Published on: December 2, 2016 | Last Updated: December 2, 2016 5:35 PM EST
The Archdiocese of Ottawa has launched the process required to officially remove Rev. Barry McGrory from the priesthood. It’s the strongest penalty that can be imposed by the Catholic Church against a wayward cleric.
“We have reported the case of Barry McGrory to the Holy See and are waiting to hear from them,” Deacon Gilles Ouellette wrote this week in response to a question from abuse victim Colleen Passard, who has been calling since May for the priest to be defrocked.
A diocese can initiate the process to remove a priest, but only the Vatican has the power to impose such a penalty.
Ouellette, a spokesman for the Ottawa diocese, said Friday the Vatican will now have to review the facts of the case and decide whether to remove McGrory from the priesthood, a process known as laicization.
The news comes one week after McGrory was charged by Ottawa police in connection with the alleged sexual assault of a 15-year-old boy in the late 1960s. McGrory was then working at the Major Seminary of Ottawa and at the Immaculate Heart of Mary Parish. He was released on $10,000 bail.
This week, the Ottawa police spoke with a number of other alleged victims, including one who said he was molested after a Grey Cup party in the late 1960s.
In an interview with the Citizen earlier this year, McGrory admitted he had sexually abused several young parishioners in Ottawa, but he refused to put an exact number on how many he had victimized during his clerical career.
McGrory said he then had a strong sex drive and suffered from a powerful attraction to adolescents, both male and female, which he attributed to a mental illness, hebephillia.
Hebephillia does not have official status in DSM-5, the American Psychiatric Association’s authoritative guide of mental disorders. McGrory said he was healed of the illness in the 1990s and has remained celibate for more than two decades.
Earlier this year, Colleen Passard met in person with Rev. Christian Riesbeck, auxiliary bishop of Ottawa, and prepared a victim impact statement at his request as the diocese built its file against McGrory. Passard was victimized by McGrory in the 1970s when he was pastor of Ottawa’s Holy Cross Parish.
In an interview Friday, Passard said she was relieved McGrory might finally be defrocked, but disappointed that the diocese waited until he was charged to announce it had filed the necessary paperwork.

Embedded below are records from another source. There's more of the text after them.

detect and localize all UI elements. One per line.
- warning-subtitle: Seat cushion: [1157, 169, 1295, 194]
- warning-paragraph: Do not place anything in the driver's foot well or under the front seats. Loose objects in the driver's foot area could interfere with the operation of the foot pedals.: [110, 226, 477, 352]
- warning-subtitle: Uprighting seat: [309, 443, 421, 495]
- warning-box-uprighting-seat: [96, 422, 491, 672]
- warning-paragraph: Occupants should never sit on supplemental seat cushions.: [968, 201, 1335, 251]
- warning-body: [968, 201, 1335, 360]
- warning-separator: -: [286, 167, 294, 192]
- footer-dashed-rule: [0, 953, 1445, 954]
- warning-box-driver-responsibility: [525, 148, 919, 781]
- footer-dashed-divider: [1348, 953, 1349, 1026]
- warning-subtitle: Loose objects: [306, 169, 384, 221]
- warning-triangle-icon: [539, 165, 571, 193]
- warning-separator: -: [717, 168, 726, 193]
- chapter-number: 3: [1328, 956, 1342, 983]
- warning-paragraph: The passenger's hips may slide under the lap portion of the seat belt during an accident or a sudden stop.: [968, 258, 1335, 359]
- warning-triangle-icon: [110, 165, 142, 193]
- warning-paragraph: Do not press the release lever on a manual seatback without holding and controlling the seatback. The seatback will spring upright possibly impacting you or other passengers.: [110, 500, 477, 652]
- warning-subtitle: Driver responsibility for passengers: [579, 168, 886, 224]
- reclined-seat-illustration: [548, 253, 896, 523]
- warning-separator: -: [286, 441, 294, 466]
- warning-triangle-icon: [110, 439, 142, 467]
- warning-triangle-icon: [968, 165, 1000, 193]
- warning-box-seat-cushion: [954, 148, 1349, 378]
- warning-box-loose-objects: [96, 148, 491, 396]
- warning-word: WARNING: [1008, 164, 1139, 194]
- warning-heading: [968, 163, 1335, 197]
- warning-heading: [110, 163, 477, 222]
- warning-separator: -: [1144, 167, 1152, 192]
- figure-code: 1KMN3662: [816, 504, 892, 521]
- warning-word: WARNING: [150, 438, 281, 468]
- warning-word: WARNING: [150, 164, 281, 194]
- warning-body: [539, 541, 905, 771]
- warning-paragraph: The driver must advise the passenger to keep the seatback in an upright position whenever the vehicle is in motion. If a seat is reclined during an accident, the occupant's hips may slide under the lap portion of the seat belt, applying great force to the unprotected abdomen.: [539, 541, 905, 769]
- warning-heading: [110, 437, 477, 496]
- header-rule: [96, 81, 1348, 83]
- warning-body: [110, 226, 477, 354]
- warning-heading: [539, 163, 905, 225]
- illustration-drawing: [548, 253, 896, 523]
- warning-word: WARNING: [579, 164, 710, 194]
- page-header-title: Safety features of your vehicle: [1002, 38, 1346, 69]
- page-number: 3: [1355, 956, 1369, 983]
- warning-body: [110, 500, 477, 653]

“McGrory’s many victims welcome the news; however, it is decades too late,” she said. “Time and time again, the Ottawa diocese made the choice to turn a blind eye to McGrory’s sexual abuse of children.”

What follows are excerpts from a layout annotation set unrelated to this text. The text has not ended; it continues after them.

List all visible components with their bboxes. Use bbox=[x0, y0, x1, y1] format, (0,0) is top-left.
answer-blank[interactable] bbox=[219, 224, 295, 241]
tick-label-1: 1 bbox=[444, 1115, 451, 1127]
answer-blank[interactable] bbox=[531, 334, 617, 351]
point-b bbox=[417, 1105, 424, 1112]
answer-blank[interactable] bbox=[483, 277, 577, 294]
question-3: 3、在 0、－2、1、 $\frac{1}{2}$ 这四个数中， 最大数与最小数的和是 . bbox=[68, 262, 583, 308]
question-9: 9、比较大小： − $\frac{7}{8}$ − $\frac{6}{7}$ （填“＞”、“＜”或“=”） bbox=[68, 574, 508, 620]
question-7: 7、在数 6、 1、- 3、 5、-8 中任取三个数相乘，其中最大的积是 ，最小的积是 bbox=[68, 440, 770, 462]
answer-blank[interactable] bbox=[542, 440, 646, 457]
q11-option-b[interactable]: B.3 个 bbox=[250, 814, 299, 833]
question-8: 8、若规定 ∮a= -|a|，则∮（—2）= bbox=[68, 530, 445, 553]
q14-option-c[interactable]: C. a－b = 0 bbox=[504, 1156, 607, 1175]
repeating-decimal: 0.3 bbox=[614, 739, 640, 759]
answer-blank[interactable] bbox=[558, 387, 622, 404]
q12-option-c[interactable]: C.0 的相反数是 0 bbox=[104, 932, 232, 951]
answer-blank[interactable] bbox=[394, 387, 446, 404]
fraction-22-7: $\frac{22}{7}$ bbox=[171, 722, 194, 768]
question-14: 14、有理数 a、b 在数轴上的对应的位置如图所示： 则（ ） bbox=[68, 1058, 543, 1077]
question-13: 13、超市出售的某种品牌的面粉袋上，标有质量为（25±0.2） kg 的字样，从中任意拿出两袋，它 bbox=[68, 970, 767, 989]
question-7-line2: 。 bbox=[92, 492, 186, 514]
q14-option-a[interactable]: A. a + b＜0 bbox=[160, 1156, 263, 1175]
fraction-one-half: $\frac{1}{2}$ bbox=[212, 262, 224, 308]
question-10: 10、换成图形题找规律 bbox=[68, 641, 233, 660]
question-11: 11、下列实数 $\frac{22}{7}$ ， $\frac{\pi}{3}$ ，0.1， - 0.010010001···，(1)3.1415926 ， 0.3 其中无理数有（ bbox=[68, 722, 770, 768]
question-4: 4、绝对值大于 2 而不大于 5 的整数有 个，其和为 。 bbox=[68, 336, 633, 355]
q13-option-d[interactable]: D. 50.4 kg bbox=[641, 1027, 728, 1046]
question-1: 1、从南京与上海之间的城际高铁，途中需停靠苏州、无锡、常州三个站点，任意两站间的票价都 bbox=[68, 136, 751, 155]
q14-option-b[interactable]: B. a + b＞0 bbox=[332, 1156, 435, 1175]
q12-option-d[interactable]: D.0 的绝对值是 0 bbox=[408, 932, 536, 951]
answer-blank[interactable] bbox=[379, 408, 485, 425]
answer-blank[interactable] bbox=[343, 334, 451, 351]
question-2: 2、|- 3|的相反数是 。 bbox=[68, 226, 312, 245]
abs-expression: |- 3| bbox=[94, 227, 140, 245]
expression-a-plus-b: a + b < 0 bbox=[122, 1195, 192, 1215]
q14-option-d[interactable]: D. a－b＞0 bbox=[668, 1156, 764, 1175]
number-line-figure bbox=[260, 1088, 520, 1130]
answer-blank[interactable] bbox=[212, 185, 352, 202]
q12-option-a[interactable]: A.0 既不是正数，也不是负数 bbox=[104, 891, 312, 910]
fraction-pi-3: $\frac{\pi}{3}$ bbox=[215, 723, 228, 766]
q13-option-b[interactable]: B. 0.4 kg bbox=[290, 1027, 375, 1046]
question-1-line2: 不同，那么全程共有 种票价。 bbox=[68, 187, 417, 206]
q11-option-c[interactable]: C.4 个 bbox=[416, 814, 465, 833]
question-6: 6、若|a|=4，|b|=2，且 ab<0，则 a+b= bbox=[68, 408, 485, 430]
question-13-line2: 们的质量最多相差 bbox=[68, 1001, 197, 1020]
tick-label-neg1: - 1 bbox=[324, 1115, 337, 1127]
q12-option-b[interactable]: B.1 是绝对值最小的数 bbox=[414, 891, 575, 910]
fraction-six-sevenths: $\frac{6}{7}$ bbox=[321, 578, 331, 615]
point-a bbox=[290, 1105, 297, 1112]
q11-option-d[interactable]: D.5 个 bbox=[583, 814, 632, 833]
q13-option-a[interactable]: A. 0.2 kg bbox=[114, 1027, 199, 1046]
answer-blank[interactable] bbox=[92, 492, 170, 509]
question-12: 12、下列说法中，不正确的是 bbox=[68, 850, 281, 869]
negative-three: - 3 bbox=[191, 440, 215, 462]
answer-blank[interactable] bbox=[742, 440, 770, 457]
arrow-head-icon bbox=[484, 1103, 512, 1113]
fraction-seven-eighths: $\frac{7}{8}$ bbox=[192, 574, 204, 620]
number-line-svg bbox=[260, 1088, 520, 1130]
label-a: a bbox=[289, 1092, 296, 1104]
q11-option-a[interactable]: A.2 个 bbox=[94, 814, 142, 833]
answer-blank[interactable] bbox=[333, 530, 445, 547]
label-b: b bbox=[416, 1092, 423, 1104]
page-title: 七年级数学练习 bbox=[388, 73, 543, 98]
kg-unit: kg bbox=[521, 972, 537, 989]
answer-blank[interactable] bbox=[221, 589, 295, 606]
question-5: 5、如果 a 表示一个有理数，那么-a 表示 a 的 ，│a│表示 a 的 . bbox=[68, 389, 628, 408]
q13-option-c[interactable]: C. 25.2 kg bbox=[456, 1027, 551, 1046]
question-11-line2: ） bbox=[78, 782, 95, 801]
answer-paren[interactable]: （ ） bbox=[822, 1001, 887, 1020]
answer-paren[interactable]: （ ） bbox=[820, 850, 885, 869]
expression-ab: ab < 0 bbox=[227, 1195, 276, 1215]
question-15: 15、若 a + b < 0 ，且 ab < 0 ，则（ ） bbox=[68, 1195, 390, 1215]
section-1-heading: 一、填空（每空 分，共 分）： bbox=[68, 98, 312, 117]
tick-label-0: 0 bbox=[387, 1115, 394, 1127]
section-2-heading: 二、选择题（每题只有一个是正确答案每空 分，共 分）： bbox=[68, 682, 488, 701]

McGrory, 82, lives in Toronto as a retired priest.
In May, he admitted in an interview that he had sexually abused three young parishioners, including Passard, at Ottawa’s Holy Cross Parish in the 1970s and ’80s. He said then-archbishop Joseph-Aurèle Plourde knew he was powerfully attracted to adolescents, but did not send him for treatment.
Instead, he was appointed president of an organization that aided remote Catholic missions in Canada. In 1991, McGrory was charged with sexually assaulting a 17-year-old native boy, and later convicted of that crime. He was given a suspended sentence and three years’ probation.

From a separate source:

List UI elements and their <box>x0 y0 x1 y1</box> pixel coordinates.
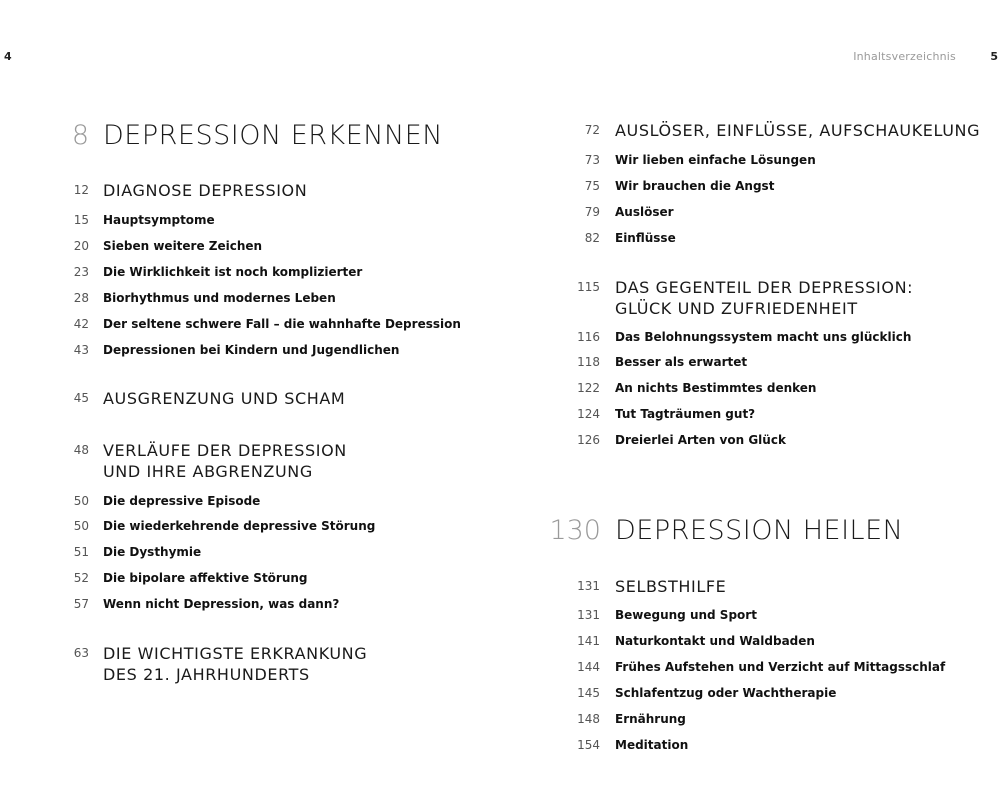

The Ottawa diocese subsequently settled out of court with two of McGrory’s victims, including Passard. A third Ottawa victim who was abused by McGrory as a boy is now suing for $1.5 million.
As part of her settlement with the diocese, Passard said she was assured in 1997 that McGrory had been removed from the priesthood. In fact, he had been ordered not to present himself as a Catholic priest or perform its ministries.